HASAN PULUR HANGİ TELEVİZYON DİZİLERİNİ İZLİYOR?
Milliyet gazetesinin usta kalemi Hasan Pulur bugün köşesinde izlediği dizileri sıraladı ve izleme gerekçelerini yazdı. İşte o diziler...
TV dizileri
Gazetelerin “demirbaş”ları vardır; takvim, namaz saatleri, bulmaca gibi... Bir zamanlar “tefrikalar” da demirbaş sayılırdı. “Tefrika” günlük romana denirdi, her gazetede bir veya iki roman bulunurdu. Yazı işlerinin günlük görevlerinden biri bunları izlemekti, ‘atlama var mı, ekleme var mı?’ diye. “Devam” satırına da çok dikkat edilirdi, “devamı var” satırı mutlaka olmalıydı. Bu işin ustaları öyle rastgele “devamı var” satırını koymazlardı. Romanın gidişine göre, mümkünse en heyecanlı yerin altına “devam” satırı girerdi ki okur “Acaba yarın ne olacak?” diye heyecanlansın...
* * *
Bugün bir benzetme yapmak gerekirse, televizyonlardaki dizileri eski gazetelerin “tefrikaları”na benzetmek mümkün.
Televizyonda ilgi çeken diziler var, hele sosyal içerikliyse, yani yaşanan hayatı yansıtıyorsa, seyredenin duygularını, tepkilerini, sevgisini kapsıyorsa...
* * *
Diyeceksiniz ki, hangi diziler bunlar?
“Fatmagül’ün Suçu Ne?” bunların başında gelir.
Üç kâğıtçı avukat, zengin babaları, şımarık çocukları, kendi halinde insanlar, tecavüze uğrayan yoksul kız Fatmagül, ortada dönen paralar, Fatmagül’ün zorla evlendirilmesi, bir çocuğa nikâhlanması...
Her tarafından pislik akan bir düzen ve düzenin içinde tertemiz kalmaya çalışan insanlar.
Bu dizi seyredilmez mi... Hele Beren Saat “Fatmagül”ü oynuyorsa...
“Fatmagül”ü Hülya Avşar’dan seyreden biri olsak bile...
* * *
Türkan... Rahmetli Türkan Saylan’ın hayat hikâyesi, Ayşe Kulin’in kitabından, bir ölçüde de o günlerin Türk toplumu üzerine bir tespiti. Türkan Saylan’ı ömrünün sonun da kanser olduğunu bile bile “Ergenekon Davası”na katmak isteyenler.
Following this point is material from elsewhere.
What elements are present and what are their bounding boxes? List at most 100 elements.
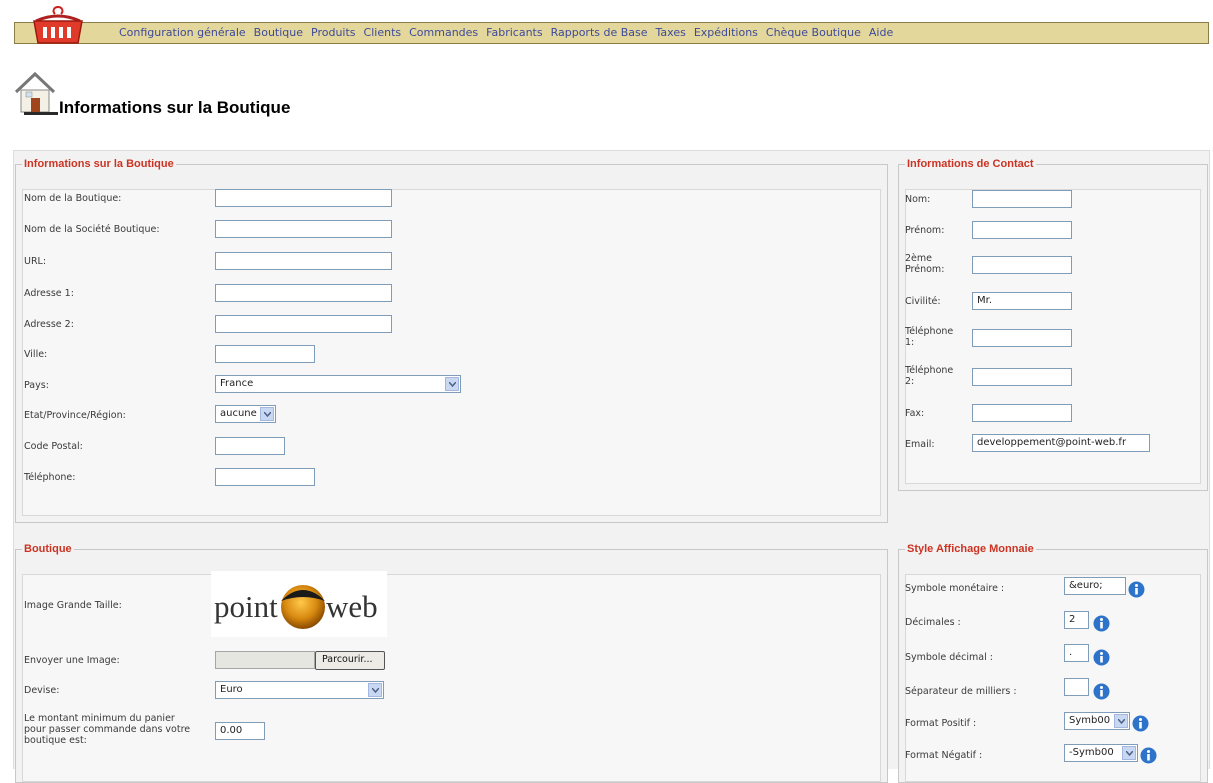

Onlara “Türkan Saylan’ın suçu neydi?” diye sorulmaz mı?
Suçu büyük; yoksul, imkânsız, yetenekli kız çocuklarını okutmak.
Nasıl okutmak?
‘Çağdaş Eğitim’de okutmak...
İlkokul çocuklarını örterek okula göndermek isteyenler buna razı olurlar mı?
* * *
“Önce Vatan”
Tam zamanında ilaç gibi gelen bir dizi...
Güneydoğudan Öyküler.
Hakan Evrensel’i hatırlayacaksınız bu köşede çok kere sözünü ettik.
Askeri hemşireler kura çekiyor, Aylin Hemşire Şırnak Askeri Hastanesi...
Ailesi Şırnak’a gitmesine karşıdır.
Niçin?
Subay kardeşi de o dağlarda şehit düşmüştür.
“Aylin Hemşire” gidecektir, onu kimse önleyemedi.
Aylin Hemşire (Melisa Sözen ) “Önce Vatan” diyerek yola çıkar.
Ve Şırnak Askeri Hastanesi... Hep o sesler...
Çatışma sesleri, silah sesleri, cankurtaranlar hastane avlusunu doldurur, yaralı taşır. Askeri vardır, sivili vardır, teröristi vardır. Başhekimden hastabakıcısına kadar tek amaç: Yaşatmak...
* * *
Televizyonda dizi seyredilir, günümüzün gerçeğidir diziler.